By Joanne Cummings, Network World
October 22, 2007 12:02 AM ET

Network World - What if IT could be used to eliminate the West Coast's notorious rolling blackouts or huge regional power outages like those experienced by the Northeast and Midwest in 2003?

Researchers at the U.S. Department of Energy's Pacific Northwest National Laboratory (PNNL) in Richland, Wash., decided to find out. With IBM as a partner, they built a demonstration network called GridWise that showed how an event-driven service-oriented architecture (SOA) can be used to build a power marketplace that lets residential and commercial customers change their electricity consumption nearly in real time, based on price and other factors. During the yearlong, Energy Department-sponsored marketplace demonstration, customers spent less money on power, and utilities easily accommodated spikes in demand without affecting service levels.

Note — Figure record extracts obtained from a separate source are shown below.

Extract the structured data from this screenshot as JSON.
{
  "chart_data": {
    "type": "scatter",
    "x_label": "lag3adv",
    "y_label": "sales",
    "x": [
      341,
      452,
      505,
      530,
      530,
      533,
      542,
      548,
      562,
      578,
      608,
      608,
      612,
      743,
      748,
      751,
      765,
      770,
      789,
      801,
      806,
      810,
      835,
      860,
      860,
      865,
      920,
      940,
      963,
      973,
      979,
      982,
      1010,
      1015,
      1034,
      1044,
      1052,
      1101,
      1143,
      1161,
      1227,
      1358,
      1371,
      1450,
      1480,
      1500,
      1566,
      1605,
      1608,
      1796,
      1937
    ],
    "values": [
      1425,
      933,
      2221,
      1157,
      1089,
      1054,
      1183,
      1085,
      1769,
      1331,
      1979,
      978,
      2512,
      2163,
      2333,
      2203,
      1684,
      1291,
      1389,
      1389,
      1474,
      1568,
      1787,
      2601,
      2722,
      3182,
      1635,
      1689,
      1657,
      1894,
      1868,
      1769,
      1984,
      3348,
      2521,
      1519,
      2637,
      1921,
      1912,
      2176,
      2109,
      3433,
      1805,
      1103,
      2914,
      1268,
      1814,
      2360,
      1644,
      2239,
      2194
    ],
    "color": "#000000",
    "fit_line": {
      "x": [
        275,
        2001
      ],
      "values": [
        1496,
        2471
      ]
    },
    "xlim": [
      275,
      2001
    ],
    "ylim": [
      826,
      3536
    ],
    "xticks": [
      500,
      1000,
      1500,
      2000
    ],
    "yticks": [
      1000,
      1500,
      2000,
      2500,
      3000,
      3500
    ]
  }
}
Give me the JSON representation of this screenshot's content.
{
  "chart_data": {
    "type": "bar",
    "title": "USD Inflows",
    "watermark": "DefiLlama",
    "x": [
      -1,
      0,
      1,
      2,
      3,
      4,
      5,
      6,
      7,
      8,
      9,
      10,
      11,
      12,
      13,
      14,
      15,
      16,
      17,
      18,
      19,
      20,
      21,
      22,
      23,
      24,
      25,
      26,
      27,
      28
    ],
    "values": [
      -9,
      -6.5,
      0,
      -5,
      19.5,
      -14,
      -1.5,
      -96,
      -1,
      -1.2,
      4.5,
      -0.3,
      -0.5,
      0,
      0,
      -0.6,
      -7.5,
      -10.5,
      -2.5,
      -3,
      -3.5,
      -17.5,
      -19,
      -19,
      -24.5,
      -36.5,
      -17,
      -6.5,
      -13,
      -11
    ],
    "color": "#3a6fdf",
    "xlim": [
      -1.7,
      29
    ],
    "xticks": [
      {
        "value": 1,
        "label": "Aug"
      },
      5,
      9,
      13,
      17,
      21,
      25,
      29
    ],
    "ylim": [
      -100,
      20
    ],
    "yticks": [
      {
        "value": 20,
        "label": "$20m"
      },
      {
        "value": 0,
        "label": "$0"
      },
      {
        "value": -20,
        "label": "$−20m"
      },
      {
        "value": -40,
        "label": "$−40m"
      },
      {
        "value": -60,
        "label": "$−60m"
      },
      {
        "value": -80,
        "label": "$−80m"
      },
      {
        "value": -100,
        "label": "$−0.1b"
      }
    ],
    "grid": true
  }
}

The marketplace, an SOA application ran on an IBM WebSphere Application Server at PNNL and received data in real time from various Web services about electricity's current wholesale price and most recent closing price, as well as whether those prices were trending up or down. It communicated with specialized, "smart" appliances at participants' sites via IBM-developed middleware built within what IBM calls its event-driven architecture (EDA) framework and running on the WebSphere server. The EDA middleware provided the link between the transaction-oriented marketplace and the more physical world of the controls-based appliances.

Rob Pratt, GridWise

"We found that through this system, we could influence people's loads in a very rapid fashion," says Rob Pratt, program manager for the GridWise project. "And that really helps out some of the more difficult tasks in managing fluctuations and potential outages in the power grid." In addition, customers saved an average of 10% on their electric bills.